Si sistema meglio sulla poltrona, beve un goccio d’acqua dal bicchiere che è accanto alla lampada e si schiarisce la gola.

 

- Ti ho sempre parlato del passato e lo farò anche questa sera. In fin dei conti si tratta di fatti e di personaggi che non hai potuto conoscere e che invece meritano di essere ricordati, non solo a te, ma anche alle future generazioni. Vedi, io non ho mai creduto che esistano uomini solo buoni e uomini solo cattivi. In noi ci sono entrambe, cattiveria e bontà, e per quanto non si possa negare una certa predisposizione per l’una o per l’altra, resta il fatto che sta a noi la scelta, così che a volte ci comportiamo bene e altre invece male. Perché ti dico questo? Perché sto per raccontarti una storia di tanto tempo fa, ma tanto che tu non eri ancora nato. Me ne sono ricordato domenica quando è venuto Graziano, perché lui ne è stato partecipe e me l’ha raccontata. Ti ripeterò quindi le sue parole, ma prima occorre una breve premessa.

Si fermò un attimo e bevve un sorso d’acqua.

- Prima della guerra, la seconda guerra mondiale, vicino al paese abitava un uomo molto ricco, grande proprietario terriero, un tipo collerico, tirchio, ma soprattutto avido, volto a impossessarsi di più roba possibile, non con la forza, ma con i suoi capitali. Giosué Menghini, si chiamava, ma da tutti soprannominato Tallero proprio per quella sua mania di accumulare ricchezza. Figlio di benestanti, grazie anche alla sua adesione fin dagli inizi al fascismo, in breve diventò un’autentica potenza. Scorbutico, violento anche con i suoi fittavoli, a cui imputava di rubargli il pane, era insomma un tipaccio, un essere dal cuore duro, un malvagio come veniva classificato. Di lui ho un ricordo che mi porto dietro, perché un giorno mi sorprese a rubare qualche pera da un suo frutteto e, anziché rimproverami, magari dandomi uno scapaccione (all’epoca avevo dodici anni), mi sparò una fucilata; sparò in basso, ma la rosa dei pallini fu tale che alcuni mi penetrarono nella natica e nella gamba destra. All’ospedale, dove fui portato per essere operato, vollero sapere com’era successo e lo denunciarono. Poiché era una fascista della prima ora e peraltro assai in vista tutto finì in una bolla di sapone e anzi fui io a essere minacciato dai carabinieri di essere rinchiuso in riformatorio.
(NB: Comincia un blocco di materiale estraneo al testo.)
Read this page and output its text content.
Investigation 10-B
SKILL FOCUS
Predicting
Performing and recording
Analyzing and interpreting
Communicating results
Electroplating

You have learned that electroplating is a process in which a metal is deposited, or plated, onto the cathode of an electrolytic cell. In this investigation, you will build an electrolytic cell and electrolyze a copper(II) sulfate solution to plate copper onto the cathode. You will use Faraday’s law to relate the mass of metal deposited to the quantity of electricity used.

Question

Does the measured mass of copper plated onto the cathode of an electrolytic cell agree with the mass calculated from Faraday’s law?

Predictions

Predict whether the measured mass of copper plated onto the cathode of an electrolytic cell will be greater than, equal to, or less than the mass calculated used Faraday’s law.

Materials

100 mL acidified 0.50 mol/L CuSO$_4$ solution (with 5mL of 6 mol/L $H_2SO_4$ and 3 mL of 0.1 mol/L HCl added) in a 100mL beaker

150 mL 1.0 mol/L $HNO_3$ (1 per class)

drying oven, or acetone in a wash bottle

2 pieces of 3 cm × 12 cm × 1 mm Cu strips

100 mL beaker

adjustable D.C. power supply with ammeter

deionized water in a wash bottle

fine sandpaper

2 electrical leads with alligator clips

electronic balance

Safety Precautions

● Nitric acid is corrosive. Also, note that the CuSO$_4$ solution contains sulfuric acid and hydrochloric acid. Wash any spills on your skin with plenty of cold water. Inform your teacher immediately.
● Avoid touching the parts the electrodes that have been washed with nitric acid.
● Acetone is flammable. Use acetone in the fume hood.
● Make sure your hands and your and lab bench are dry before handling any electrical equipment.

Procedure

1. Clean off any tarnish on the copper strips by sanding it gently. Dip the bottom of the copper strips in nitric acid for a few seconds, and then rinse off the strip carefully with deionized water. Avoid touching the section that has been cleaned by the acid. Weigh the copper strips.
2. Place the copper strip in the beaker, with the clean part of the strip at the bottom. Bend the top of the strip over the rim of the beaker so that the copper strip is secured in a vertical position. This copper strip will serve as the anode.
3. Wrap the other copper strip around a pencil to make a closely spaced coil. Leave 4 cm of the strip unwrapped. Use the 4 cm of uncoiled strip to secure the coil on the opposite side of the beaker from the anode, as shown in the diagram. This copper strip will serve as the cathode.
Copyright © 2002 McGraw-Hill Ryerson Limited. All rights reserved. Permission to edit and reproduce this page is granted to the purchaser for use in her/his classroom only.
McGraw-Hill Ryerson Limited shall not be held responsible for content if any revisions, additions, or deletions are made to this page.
Da allora lo evitai, disinteressandomi, ma non poteva essere così per Graziano, perché i suoi erano fittavoli di un fondo in cui Menghini aveva anche la villa di proprietà.

Ho finito la premessa e vengo alla narrazione fattami da Graziano.

Tallero era sposato, infelicemente, anche perché la moglie lo cornificava; l’unica sua gioia era il figlio, colui che avrebbe perpetuato il suo nome. Non che con il pargolo fosse molto affettuoso, anzi lo allevava con durezza, come a prepararlo più che a una vita a una battaglia. Poco prima dello scoppio della seconda guerra mondiale la moglie morì di tisi e il legame con il figlio si rafforzò ulteriormente; il giovane partì volontario e di ciò il padre fu orgoglioso, ma durante una delle prima battaglie in Africa Settentrionale rimase ucciso.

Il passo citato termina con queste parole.